К счастью, за последние 30 лет было проведено множество экспериментальных исследований, посвященных проблемам существования и действия защитных механизмов. Здесь невозможно охватить их все, но я могу отослать вас к нескольким удачным обзорам (Eriksen, 1963; MacKinnon, 1962; Sears, 1944; Allport, 1955). Здесь мы обсудим некоторые из наиболее типичных и поучительных исследований. В большинстве случаев усилия исследователей были направлены на изучение вытеснения или отрицания – защиты, признаваемой во всех использующих это понятие теориях. Некоторое внимание также уделялось проекции и регрессии – механизмам защиты, более специфичным для психоаналитической теории.
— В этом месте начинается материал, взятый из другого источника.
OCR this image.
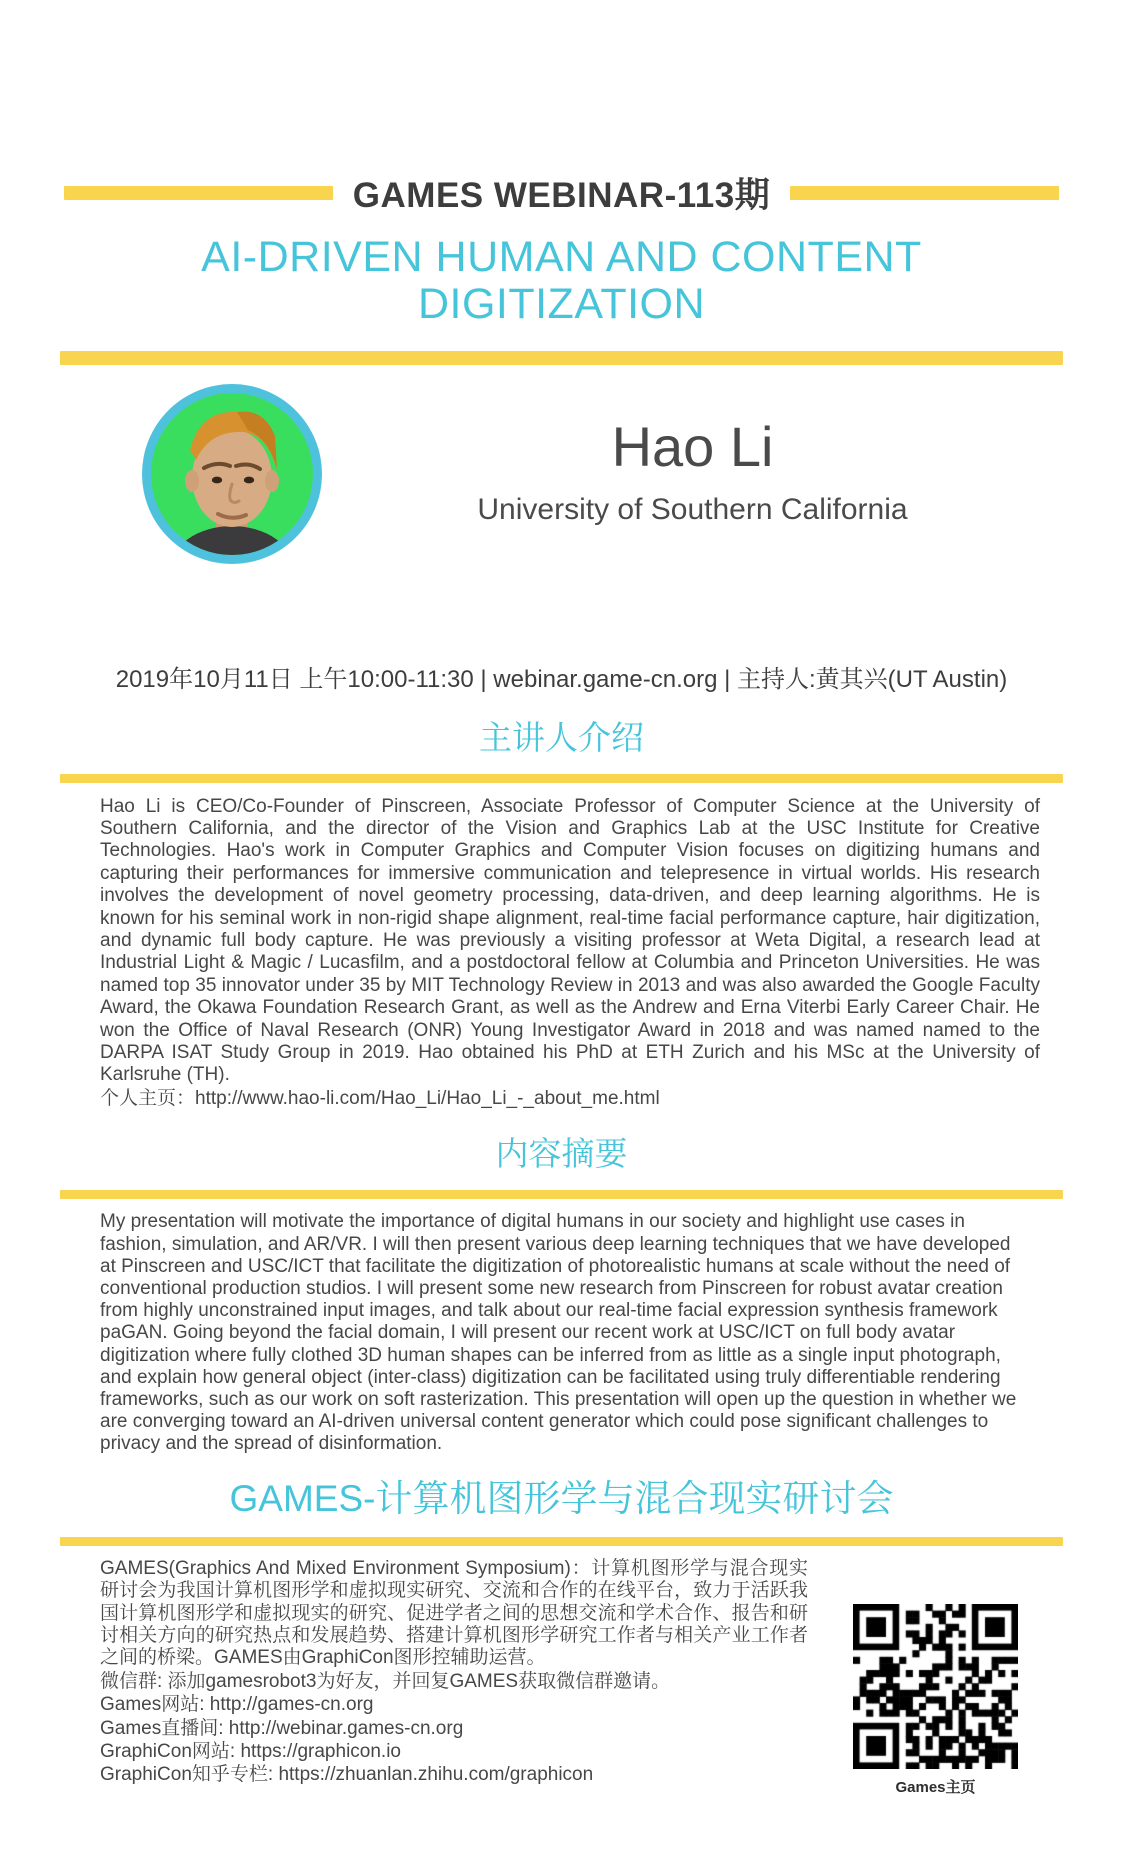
GAMES WEBINAR-113期
AI-DRIVEN HUMAN AND CONTENT DIGITIZATION
Hao Li
University of Southern California
2019年10月11日 上午10:00-11:30 | webinar.game-cn.org | 主持人:黄其兴(UT Austin)
主讲人介绍
Hao Li is CEO/Co-Founder of Pinscreen, Associate Professor of Computer Science at the University of Southern California, and the director of the Vision and Graphics Lab at the USC Institute for Creative Technologies. Hao's work in Computer Graphics and Computer Vision focuses on digitizing humans and capturing their performances for immersive communication and telepresence in virtual worlds. His research involves the development of novel geometry processing, data-driven, and deep learning algorithms. He is known for his seminal work in non-rigid shape alignment, real-time facial performance capture, hair digitization, and dynamic full body capture. He was previously a visiting professor at Weta Digital, a research lead at Industrial Light & Magic / Lucasfilm, and a postdoctoral fellow at Columbia and Princeton Universities. He was named top 35 innovator under 35 by MIT Technology Review in 2013 and was also awarded the Google Faculty Award, the Okawa Foundation Research Grant, as well as the Andrew and Erna Viterbi Early Career Chair. He won the Office of Naval Research (ONR) Young Investigator Award in 2018 and was named named to the DARPA ISAT Study Group in 2019. Hao obtained his PhD at ETH Zurich and his MSc at the University of Karlsruhe (TH).
个人主页：http://www.hao-li.com/Hao_Li/Hao_Li_-_about_me.html
内容摘要
My presentation will motivate the importance of digital humans in our society and highlight use cases in fashion, simulation, and AR/VR. I will then present various deep learning techniques that we have developed at Pinscreen and USC/ICT that facilitate the digitization of photorealistic humans at scale without the need of conventional production studios. I will present some new research from Pinscreen for robust avatar creation from highly unconstrained input images, and talk about our real-time facial expression synthesis framework paGAN. Going beyond the facial domain, I will present our recent work at USC/ICT on full body avatar digitization where fully clothed 3D human shapes can be inferred from as little as a single input photograph, and explain how general object (inter-class) digitization can be facilitated using truly differentiable rendering frameworks, such as our work on soft rasterization. This presentation will open up the question in whether we are converging toward an AI-driven universal content generator which could pose significant challenges to privacy and the spread of disinformation.
GAMES-计算机图形学与混合现实研讨会
GAMES(Graphics And Mixed Environment Symposium)：计算机图形学与混合现实研讨会为我国计算机图形学和虚拟现实研究、交流和合作的在线平台，致力于活跃我国计算机图形学和虚拟现实的研究、促进学者之间的思想交流和学术合作、报告和研讨相关方向的研究热点和发展趋势、搭建计算机图形学研究工作者与相关产业工作者之间的桥梁。GAMES由GraphiCon图形控辅助运营。
微信群: 添加gamesrobot3为好友，并回复GAMES获取微信群邀请。
Games网站: http://games-cn.org
Games直播间: http://webinar.games-cn.org
GraphiCon网站: https://graphicon.io
GraphiCon知乎专栏: https://zhuanlan.zhihu.com/graphicon
Games主页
Давайте прежде всего рассмотрим регрессию и проекцию, поскольку таких исследований мало и обсуждение может быть кратким. Первое исследование, посвященное регрессии, очень известно, но, хотя его часто упоминают, оно не слишком полезно. В своем эксперименте, с применением электрического тока Моурер (Mowrer, 1940) использовал небольшое количество крыс. Одна группа крыс могла методом проб и ошибок научиться прекращать удар электрическим током на решетчатом полу с помощью нажатия на ножную педаль. Другая группа подвергалась ударам примерно через одинаковые промежутки времени, но у нее не было педали, на которую можно было бы нажимать. Со временем крысы из этой второй группы научились избежать ударов, вставая на задние лапы. Когда они хорошо освоили стойку на задних лапах, была введена ножная педаль, и крысы могли начать учиться ею пользоваться. Начиная с этого момента крыс ввели в состояние новой фрустрации: прикасаясь к ножной педали, они получали удар током, так что, стараясь прекратить воздействие тока со стороны пола, они получали удар от того, что ранее было средством спасения. Крысы, которые вначале научились избежать удара, вставая на задние лапы, почти сразу же отказались от этой привычки, в то время как остальные крысы продолжали нажимать на педаль.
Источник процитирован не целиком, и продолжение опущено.